Isabel Cluny, no Dicionário Feminino (séculos XIX e XX), escreveu que Laura Summavielle “parece ter-se empenhado bastante neste trabalho, cuja vertente de assistência social deixava antever a propaganda feminina republicana”.
Laura Summavielle manteve-se intransigente na defesa dos ideais republicanos, mesmo durante o Estado Novo, em que não deixou de exigir o seu direito de voto nas eleições presidenciais e continuou a hastear bandeiras republicanas na sacada da sua residência e no Teatro-Cinema, em frente, ambos na rua Monsenhor Vieira de Castro.
Traseiras da mesma belíssima casa brasileira, edificada em 1862 |
Altruísta e bairrista, amante da sua terra, forneceu, de uma pereira que possuía no lugar de Pardelhas, toda a pedra para acabar de levantar a Igreja Nova de S. José, que como se sabe começou em 1895 e apenas foi sagrada em 1961. Isto, além dos donativos que deu para a mesma igreja, e que terão sido vultosos.
Faleceu em 14 de Abril de 1971 (dois anos depois do marido e, curiosamente, dois dias antes do seu genro Dr.
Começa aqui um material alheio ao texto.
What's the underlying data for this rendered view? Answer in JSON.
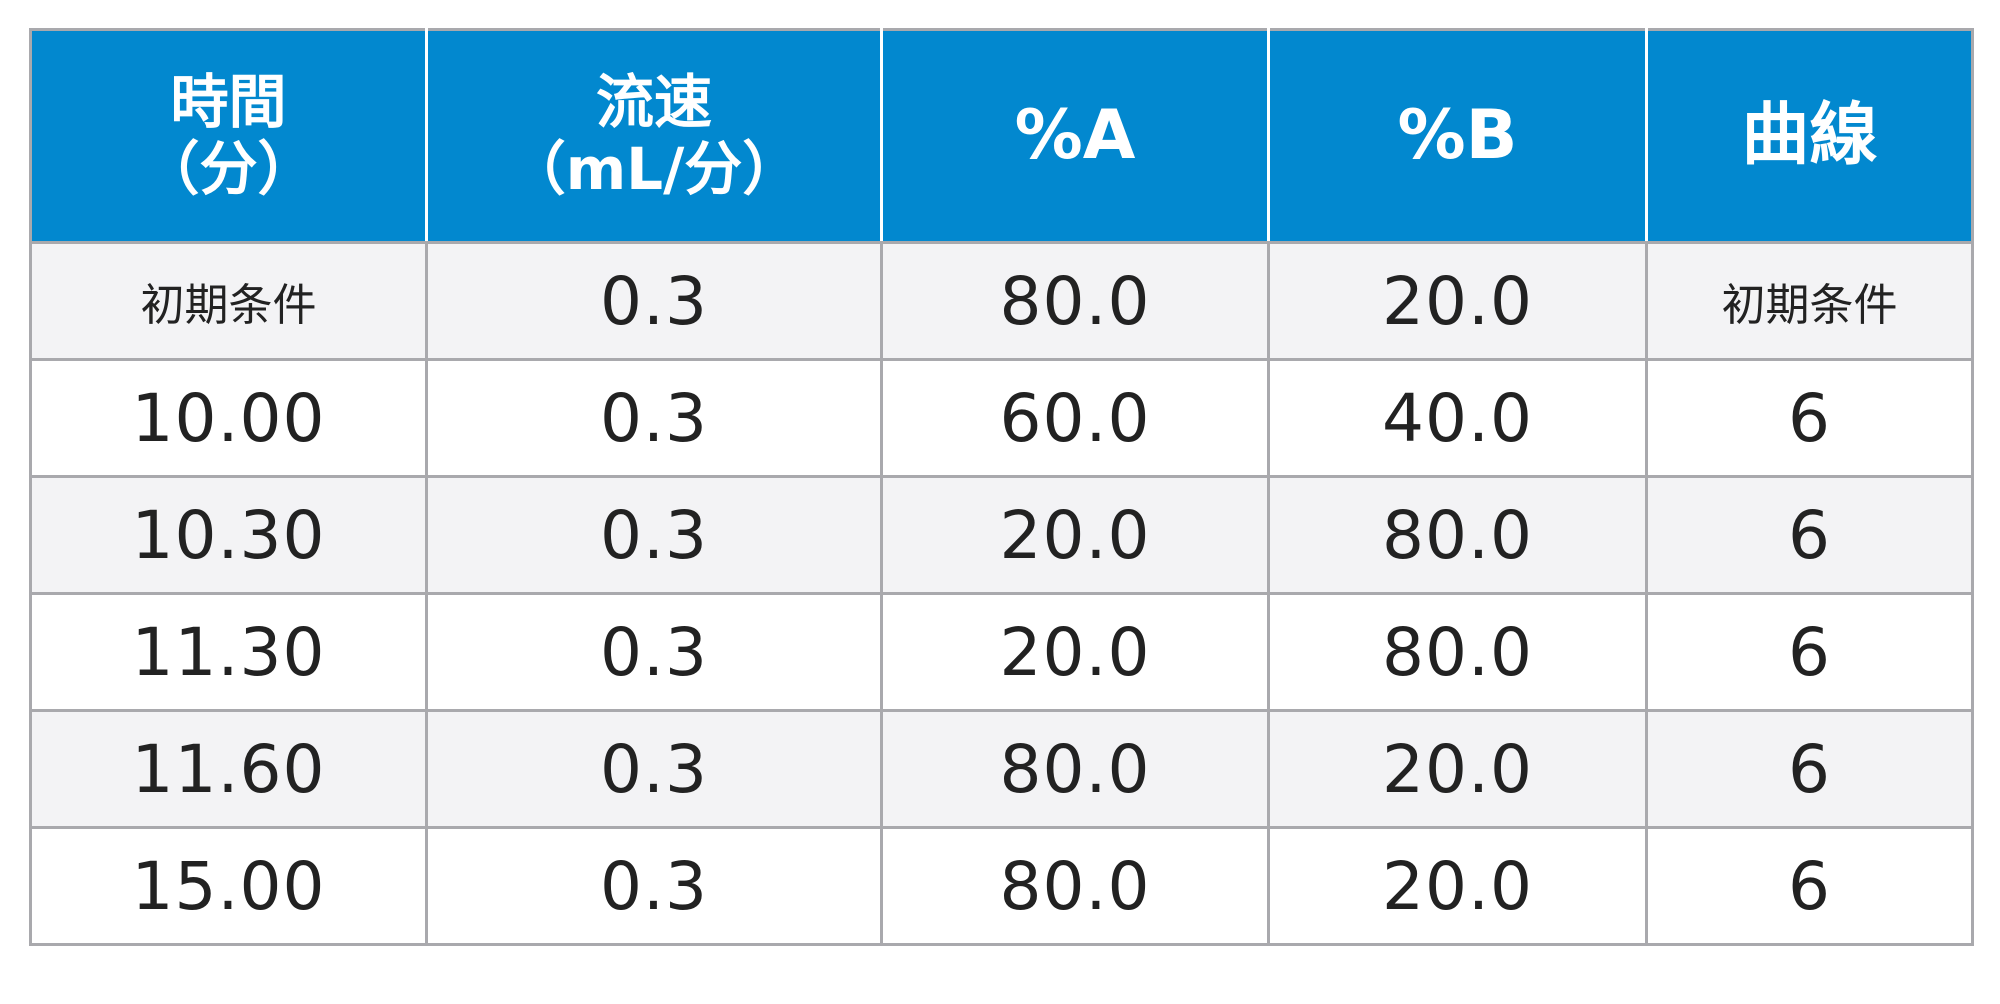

Alexandre de Freitas Ribeiro, que contava apenas 64 anos de vida), com 92 anos, em perfeita lucidez, apesar da provecta idade, depois de ter viajado por diversos países europeus, “sozinha ou acompanhada por amigas, o que era pouco vulgar na época as mulheres fazerem” (Fátima Mariano).
Por altura do falecimento, o semanário local O Desforço, escrevia que a saudosa senhora era uma pessoa muito viajada, inteligente e culta. “A senhora D. Laura Summavielle era uma pessoa expansiva, alegre, comunicativa e com veia poética. Os seus versos, que ela por vezes improvisava, tanto em família, como entre pessoas amigas, faziam um livro. Dizia os seus versos para dar expansão à sua alegria, pois era uma senhora alegre e bem disposta” – acrescentava o periódico.
Era além de tudo uma senhora muito caritativa, nunca se esquecendo dos seus pobres do Asilo, da Conferência de S. Vicente de Paula, dos doentes do Hospital e outros necessitados.
Bibliografia: “Em Defesa da República”, de Fátima Mariano, Jornal de Notícias, 4 de Setembro de 2010, p. 11; Fafenses nascidos no século XIX – Perspectiva Histórico-Biográfica, 2ª edição, de Luís Gonzaga Ribeiro Pereira Silva, ed. Câmara Municipal de Fafe, 2010, pp. 160-161; Fafe dos “Brasileiros” (1860-10930): perspectiva histórica e patrimonial, de Miguel Monteiro, 1991, pp. 192-196; O Desforço, 22 de Abril de 1971.